If the CIA had a crystal ball, then they would probably not be routinely blindsided by world events. Lacking such a device, the agency has endured notable analytical failures. During the early 1990s, sudden collapses of Somalia, Zaire, Rwanda and the Soviet Union seemingly appeared without warning.
Strategic surprises have always been a problem for intelligence agencies. The material impossibility of having eyes everywhere requires making judgments without seeing a complete picture, let alone the future. Assessing the likeliness of future rare political events has had dubious reliability.
Thus, in 1994, the CIA’s Directorate of Intelligence commissioned the Political Instability Task Force (PITF), formerly known as the State Failure Task Force, a clairvoyant-esque squad of social-scientist brainiacs charged with churning global political data into global instability forecasts.
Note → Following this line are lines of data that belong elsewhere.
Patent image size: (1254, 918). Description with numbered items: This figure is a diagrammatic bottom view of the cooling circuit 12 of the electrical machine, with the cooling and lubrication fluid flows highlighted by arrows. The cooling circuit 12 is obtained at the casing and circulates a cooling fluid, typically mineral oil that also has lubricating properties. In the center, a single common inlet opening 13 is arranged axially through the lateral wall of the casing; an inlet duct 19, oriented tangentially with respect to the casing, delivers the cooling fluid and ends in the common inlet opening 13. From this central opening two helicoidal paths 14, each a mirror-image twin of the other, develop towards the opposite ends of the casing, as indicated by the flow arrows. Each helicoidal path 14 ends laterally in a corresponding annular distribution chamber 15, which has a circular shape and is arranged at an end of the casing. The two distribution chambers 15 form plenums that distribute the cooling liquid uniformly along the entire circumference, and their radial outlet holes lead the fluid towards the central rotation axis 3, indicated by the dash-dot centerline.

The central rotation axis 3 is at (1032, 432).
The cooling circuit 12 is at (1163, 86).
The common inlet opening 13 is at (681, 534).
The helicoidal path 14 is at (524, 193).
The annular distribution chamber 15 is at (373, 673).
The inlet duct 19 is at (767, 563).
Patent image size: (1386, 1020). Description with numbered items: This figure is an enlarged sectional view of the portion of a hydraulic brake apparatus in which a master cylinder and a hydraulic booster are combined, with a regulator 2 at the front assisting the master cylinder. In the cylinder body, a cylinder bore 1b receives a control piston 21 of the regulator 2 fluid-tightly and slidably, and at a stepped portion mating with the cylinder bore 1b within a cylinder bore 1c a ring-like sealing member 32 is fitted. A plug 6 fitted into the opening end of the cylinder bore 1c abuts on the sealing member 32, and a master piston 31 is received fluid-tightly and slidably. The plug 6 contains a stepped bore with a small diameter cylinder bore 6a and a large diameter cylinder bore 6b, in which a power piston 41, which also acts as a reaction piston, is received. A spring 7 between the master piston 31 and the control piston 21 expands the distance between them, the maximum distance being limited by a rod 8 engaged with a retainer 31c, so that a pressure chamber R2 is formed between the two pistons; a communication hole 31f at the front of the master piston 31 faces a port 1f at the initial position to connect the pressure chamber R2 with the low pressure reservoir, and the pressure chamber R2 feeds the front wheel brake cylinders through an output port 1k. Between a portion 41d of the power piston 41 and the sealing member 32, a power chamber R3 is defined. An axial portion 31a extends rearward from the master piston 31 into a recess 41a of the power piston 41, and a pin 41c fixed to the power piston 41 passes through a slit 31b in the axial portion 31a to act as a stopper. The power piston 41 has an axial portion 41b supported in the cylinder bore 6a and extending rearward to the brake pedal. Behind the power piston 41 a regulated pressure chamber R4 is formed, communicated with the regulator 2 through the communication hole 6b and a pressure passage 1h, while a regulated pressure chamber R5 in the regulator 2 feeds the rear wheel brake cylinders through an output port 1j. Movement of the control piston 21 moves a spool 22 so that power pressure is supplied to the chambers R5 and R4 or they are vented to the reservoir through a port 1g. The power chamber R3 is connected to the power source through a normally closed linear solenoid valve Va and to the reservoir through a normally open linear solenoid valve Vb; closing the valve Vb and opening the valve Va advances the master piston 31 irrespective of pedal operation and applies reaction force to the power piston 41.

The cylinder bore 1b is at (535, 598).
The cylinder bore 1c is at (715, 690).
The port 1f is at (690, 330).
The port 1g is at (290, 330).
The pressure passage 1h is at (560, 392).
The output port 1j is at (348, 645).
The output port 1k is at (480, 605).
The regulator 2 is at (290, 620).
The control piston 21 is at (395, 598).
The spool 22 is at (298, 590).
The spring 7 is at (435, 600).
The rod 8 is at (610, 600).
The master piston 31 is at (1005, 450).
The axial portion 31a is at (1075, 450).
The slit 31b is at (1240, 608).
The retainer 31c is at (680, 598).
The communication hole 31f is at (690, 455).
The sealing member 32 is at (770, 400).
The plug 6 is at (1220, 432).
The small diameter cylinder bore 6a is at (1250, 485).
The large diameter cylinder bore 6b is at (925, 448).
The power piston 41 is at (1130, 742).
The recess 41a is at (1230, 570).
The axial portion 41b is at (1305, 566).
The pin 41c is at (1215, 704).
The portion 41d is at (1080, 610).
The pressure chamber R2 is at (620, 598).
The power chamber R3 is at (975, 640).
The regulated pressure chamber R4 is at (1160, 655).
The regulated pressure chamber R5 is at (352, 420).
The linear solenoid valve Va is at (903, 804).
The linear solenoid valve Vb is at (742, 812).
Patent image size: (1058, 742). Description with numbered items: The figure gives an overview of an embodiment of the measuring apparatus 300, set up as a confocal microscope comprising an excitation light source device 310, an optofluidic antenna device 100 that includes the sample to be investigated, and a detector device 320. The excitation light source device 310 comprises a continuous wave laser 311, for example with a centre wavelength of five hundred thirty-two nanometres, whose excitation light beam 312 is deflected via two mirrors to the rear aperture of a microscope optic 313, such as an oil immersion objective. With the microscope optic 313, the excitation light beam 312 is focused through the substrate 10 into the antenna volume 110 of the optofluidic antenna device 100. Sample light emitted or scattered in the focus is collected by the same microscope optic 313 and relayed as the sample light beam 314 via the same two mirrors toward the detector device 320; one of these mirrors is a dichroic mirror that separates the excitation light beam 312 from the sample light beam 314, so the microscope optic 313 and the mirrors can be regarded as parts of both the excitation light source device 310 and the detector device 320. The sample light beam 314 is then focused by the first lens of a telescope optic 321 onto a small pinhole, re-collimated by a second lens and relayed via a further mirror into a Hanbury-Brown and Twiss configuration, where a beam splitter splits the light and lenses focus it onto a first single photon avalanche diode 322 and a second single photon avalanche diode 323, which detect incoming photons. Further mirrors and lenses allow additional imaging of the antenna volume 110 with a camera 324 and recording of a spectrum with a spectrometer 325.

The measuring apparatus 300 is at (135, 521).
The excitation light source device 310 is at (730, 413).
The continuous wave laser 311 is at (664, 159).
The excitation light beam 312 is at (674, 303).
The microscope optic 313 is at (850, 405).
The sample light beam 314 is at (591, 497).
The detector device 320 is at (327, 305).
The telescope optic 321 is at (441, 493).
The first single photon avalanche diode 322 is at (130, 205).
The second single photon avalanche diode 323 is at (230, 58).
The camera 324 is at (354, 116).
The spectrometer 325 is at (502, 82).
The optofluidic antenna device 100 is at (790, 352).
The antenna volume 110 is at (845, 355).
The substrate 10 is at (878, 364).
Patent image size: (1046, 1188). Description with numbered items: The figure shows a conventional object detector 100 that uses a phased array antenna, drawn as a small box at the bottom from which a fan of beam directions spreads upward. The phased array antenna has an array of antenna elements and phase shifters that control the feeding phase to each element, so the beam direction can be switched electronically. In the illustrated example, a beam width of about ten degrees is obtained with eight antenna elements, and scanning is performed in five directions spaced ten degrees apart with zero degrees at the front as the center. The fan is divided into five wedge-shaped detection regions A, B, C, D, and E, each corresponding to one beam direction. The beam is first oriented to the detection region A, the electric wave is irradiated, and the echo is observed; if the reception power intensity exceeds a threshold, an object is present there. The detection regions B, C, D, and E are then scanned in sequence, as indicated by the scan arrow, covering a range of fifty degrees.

The creation of the PITF began at end of the Cold War. The PITF’s mission is straightforward — make intelligence analysis as holistic as possible, and locate where the next crisis might be, and why.
“The collapse of the Soviet Union completely caught the government off guard. Their models didn’t capture that at all. [Their models] didn’t even accept it,” Monty Marshall, a senior consultant for the PITF and director of the Center for Systemic Peace told War Is Boring.
“The intelligence community was looking for alternative explanations,” he added. “The old way of thinking, wasn’t catching the new dynamics, trends, that don’t fit into the way they understand things.”
To meet this task, the team recruited from American academia and included leading political scientists, sociologists and methodologists. In the beginning, they focused on variables as broad as environmental degradation and social conflict. The focus later shifted to cover four main topics — revolutionary and ethnic civil war onset, adverse regime change, state collapse and genocide.